#RavsRadar: How Many Spiders Are Alive & Well In The World Today? WAY TOO MANY

Hold onto your hats, ladies & gents. Because the sheer ubiquity of spiders is staggering.

Hold onto your hats, ladies & gents. Because the sheer ubiquity of spiders is staggering.

We interrupt this dumpster fire that is the United States of America in 2017 to bring you what is probably the most horrifying news in the history of ever.

The Washington Post has tolled midnight on the Doomsday Clock with a headline reading “Spiders Could Theoretically Eat Every Human on Earth in One Year."

EVERYBODY PANIC!!!!! The spider apocalypse is nigh!!!!!!!!!

The information in the article has successfully distracted me from everything else I’ve read today including information about education cuts the Trump administration wants to see, the fact that the White House is trying to block pertinent testimony from former Acting Attorney General Sally Yates, and the hilarious picture of Sean Spicer with food stuck on his teeth.

If you don’t treat reporters nicely, Spicey, they won’t tell you about spinach in your teeth until after they take the picture.

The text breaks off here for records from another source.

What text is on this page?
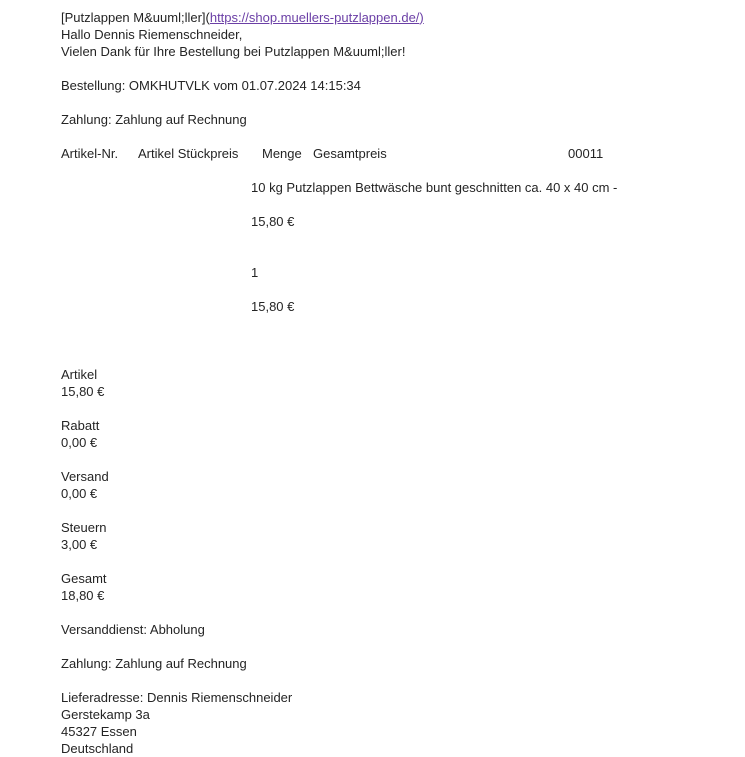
[Putzlappen M&uuml;ller](https://shop.muellers-putzlappen.de/)
Hallo Dennis Riemenschneider,
Vielen Dank für Ihre Bestellung bei Putzlappen M&uuml;ller!

Bestellung: OMKHUTVLK vom 01.07.2024 14:15:34

Zahlung: Zahlung auf Rechnung

Artikel-Nr. Artikel Stückpreis Menge Gesamtpreis	00011

10 kg Putzlappen Bettwäsche bunt geschnitten ca. 40 x 40 cm -

15,80 €

1

15,80 €

Artikel
15,80 €

Rabatt
0,00 €

Versand
0,00 €

Steuern
3,00 €

Gesamt
18,80 €

Versanddienst: Abholung

Zahlung: Zahlung auf Rechnung

Lieferadresse: Dennis Riemenschneider
Gerstekamp 3a
45327 Essen
Deutschland
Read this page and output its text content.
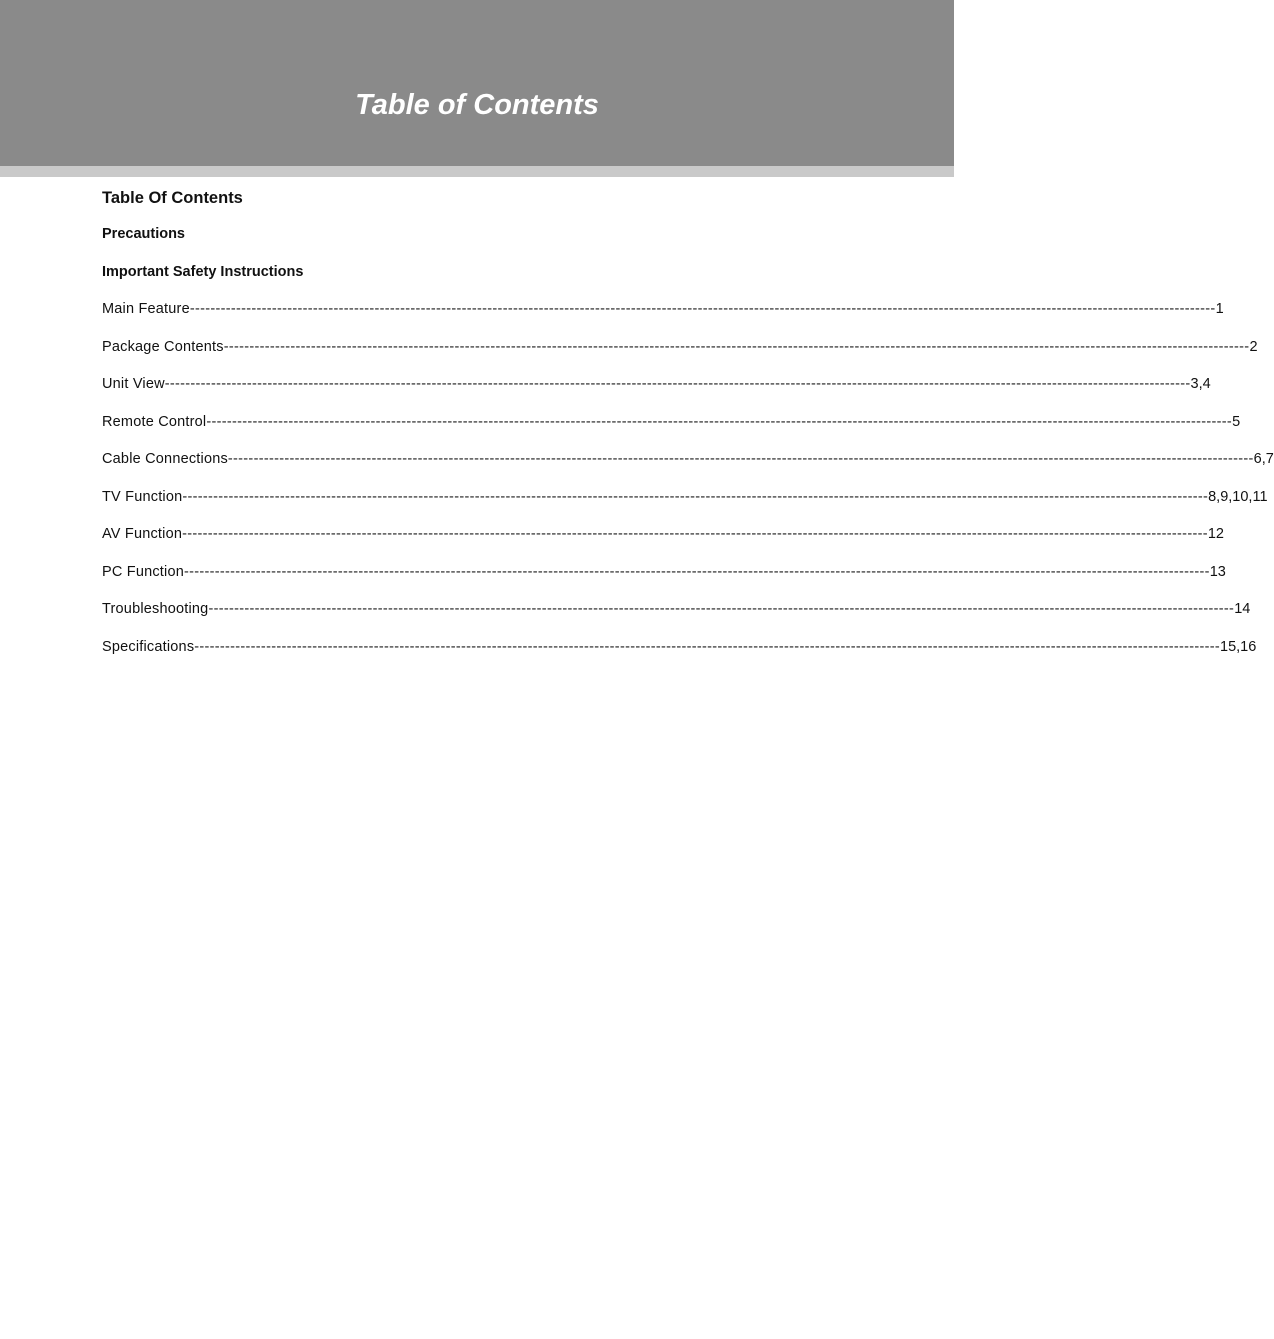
Table of Contents
Table Of Contents
Precautions
Important Safety Instructions
Main Feature -------------------------------------------------------------------------------------------------------------------------------------------------------------------------------------------------------- 1
Package Contents -------------------------------------------------------------------------------------------------------------------------------------------------------------------------------------------------------- 2
Unit View -------------------------------------------------------------------------------------------------------------------------------------------------------------------------------------------------------- 3,4
Remote Control -------------------------------------------------------------------------------------------------------------------------------------------------------------------------------------------------------- 5
Cable Connections -------------------------------------------------------------------------------------------------------------------------------------------------------------------------------------------------------- 6,7
TV Function -------------------------------------------------------------------------------------------------------------------------------------------------------------------------------------------------------- 8,9,10,11
AV Function -------------------------------------------------------------------------------------------------------------------------------------------------------------------------------------------------------- 12
PC Function -------------------------------------------------------------------------------------------------------------------------------------------------------------------------------------------------------- 13
Troubleshooting -------------------------------------------------------------------------------------------------------------------------------------------------------------------------------------------------------- 14
Specifications -------------------------------------------------------------------------------------------------------------------------------------------------------------------------------------------------------- 15,16
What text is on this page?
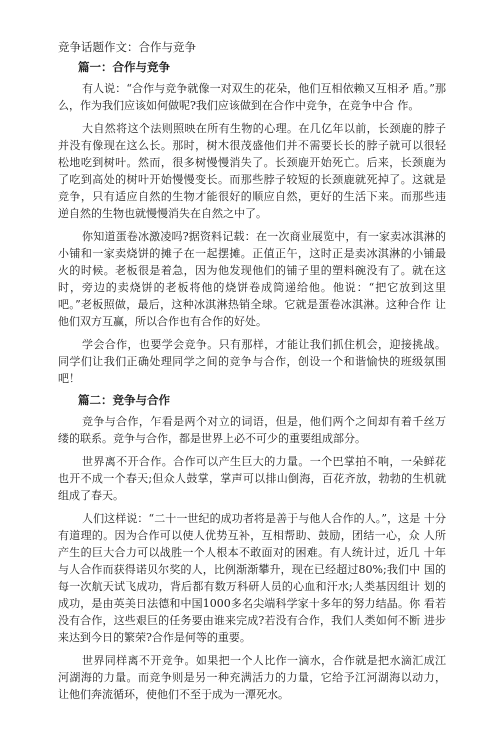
竞争话题作文：合作与竞争
篇一：合作与竞争
有人说：“合作与竞争就像一对双生的花朵，他们互相依赖又互相矛 盾。”那么，作为我们应该如何做呢?我们应该做到在合作中竞争，在竞争中合 作。
大自然将这个法则照映在所有生物的心理。在几亿年以前，长颈鹿的脖子 并没有像现在这么长。那时，树木很茂盛他们并不需要长长的脖子就可以很轻 松地吃到树叶。然而，很多树慢慢消失了。长颈鹿开始死亡。后来，长颈鹿为 了吃到高处的树叶开始慢慢变长。而那些脖子较短的长颈鹿就死掉了。这就是 竞争，只有适应自然的生物才能很好的顺应自然，更好的生活下来。而那些违 逆自然的生物也就慢慢消失在自然之中了。
你知道蛋卷冰激凌吗?据资料记载：在一次商业展览中，有一家卖冰淇淋的 小铺和一家卖烧饼的摊子在一起摆摊。正值正午，这时正是卖冰淇淋的小铺最 火的时候。老板很是着急，因为他发现他们的铺子里的塑料碗没有了。就在这 时，旁边的卖烧饼的老板将他的烧饼卷成筒递给他。他说：“把它放到这里 吧。”老板照做，最后，这种冰淇淋热销全球。它就是蛋卷冰淇淋。这种合作 让他们双方互赢，所以合作也有合作的好处。
学会合作，也要学会竞争。只有那样，才能让我们抓住机会，迎接挑战。 同学们让我们正确处理同学之间的竞争与合作，创设一个和谐愉快的班级氛围 吧！
篇二：竞争与合作
竞争与合作，乍看是两个对立的词语，但是，他们两个之间却有着千丝万 缕的联系。竞争与合作，都是世界上必不可少的重要组成部分。
世界离不开合作。合作可以产生巨大的力量。一个巴掌拍不响，一朵鲜花 也开不成一个春天;但众人鼓掌，掌声可以排山倒海，百花齐放，勃勃的生机就 组成了春天。
人们这样说：“二十一世纪的成功者将是善于与他人合作的人。”，这是 十分有道理的。因为合作可以使人优势互补，互相帮助、鼓励，团结一心，众 人所产生的巨大合力可以战胜一个人根本不敢面对的困难。有人统计过，近几 十年与人合作而获得诺贝尔奖的人，比例渐渐攀升，现在已经超过80%;我们中 国的每一次航天试飞成功，背后都有数万科研人员的心血和汗水;人类基因组计 划的成功，是由英美日法德和中国1000多名尖端科学家十多年的努力结晶。你 看若没有合作，这些艰巨的任务要由谁来完成?若没有合作，我们人类如何不断 进步来达到今日的繁荣?合作是何等的重要。
世界同样离不开竞争。如果把一个人比作一滴水，合作就是把水滴汇成江 河湖海的力量。而竞争则是另一种充满活力的力量，它给予江河湖海以动力， 让他们奔流循环，使他们不至于成为一潭死水。
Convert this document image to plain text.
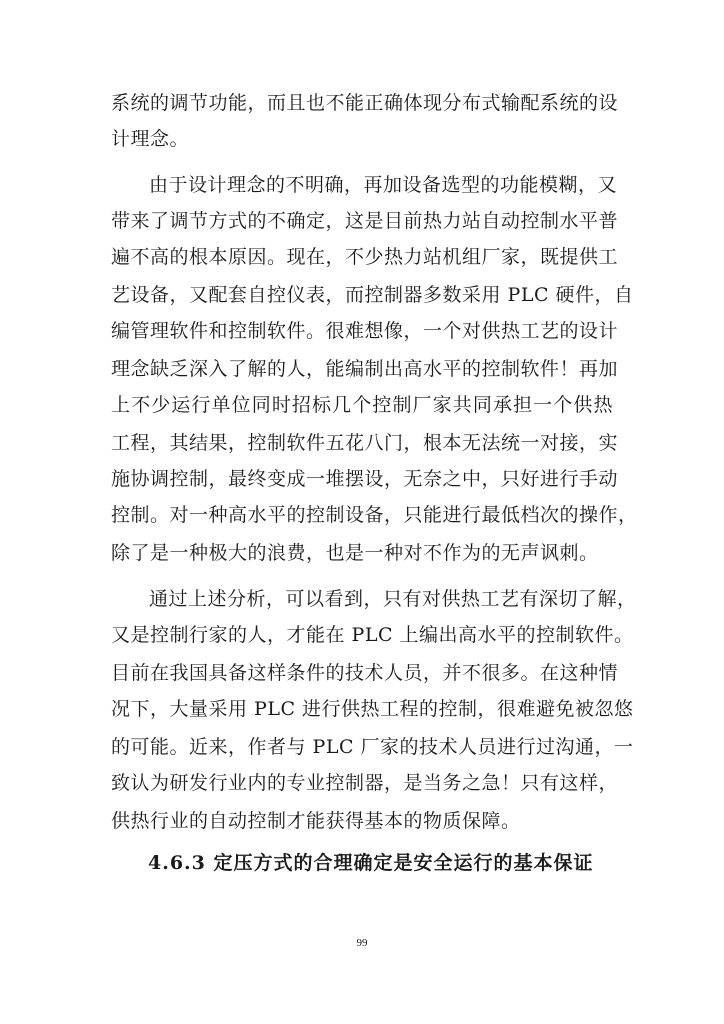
系统的调节功能，而且也不能正确体现分布式输配系统的设
计理念。
由于设计理念的不明确，再加设备选型的功能模糊，又
带来了调节方式的不确定，这是目前热力站自动控制水平普
遍不高的根本原因。现在，不少热力站机组厂家，既提供工
艺设备，又配套自控仪表，而控制器多数采用 PLC 硬件，自
编管理软件和控制软件。很难想像，一个对供热工艺的设计
理念缺乏深入了解的人，能编制出高水平的控制软件！再加
上不少运行单位同时招标几个控制厂家共同承担一个供热
工程，其结果，控制软件五花八门，根本无法统一对接，实
施协调控制，最终变成一堆摆设，无奈之中，只好进行手动
控制。对一种高水平的控制设备，只能进行最低档次的操作，
除了是一种极大的浪费，也是一种对不作为的无声讽刺。
通过上述分析，可以看到，只有对供热工艺有深切了解，
又是控制行家的人，才能在 PLC 上编出高水平的控制软件。
目前在我国具备这样条件的技术人员，并不很多。在这种情
况下，大量采用 PLC 进行供热工程的控制，很难避免被忽悠
的可能。近来，作者与 PLC 厂家的技术人员进行过沟通，一
致认为研发行业内的专业控制器，是当务之急！只有这样，
供热行业的自动控制才能获得基本的物质保障。
4.6.3 定压方式的合理确定是安全运行的基本保证
99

But really, none of this matters because scientists have been studying the population destiny of spiders and they are everywhere. One study estimates global average spider density stands at about 131 spiders per square meter. Some areas may have as many as 1,000 spiders per square meter. YOU CANNOT ESCAPE THE SPIDERS! I CANNOT ESCAPE THE SPIDERS! I HATE SPIDERS!

To make matters even worse, spiders are voracious eaters, each one consuming ten percent of its body weight in a day. That means that in a year, spiders eat about 400-800 million tons of prey. The article then tells me that there are 278 tons of humans on the planet, so the spiders could eat us and still have room for dessert.

Sure, the scientists want us to believe that humans aren’t spider prey and there isn't a spider uprising coming where they all start to eat us in our beds. They even want us to think that spiders are the good guys because they eat mosquitos and other pests. Ha. Lulling us into a false sense of spider complacency. Now, if you need me, I am going to start building a spider-proof bunker. You’re all welcome to join me before the spiders eat us.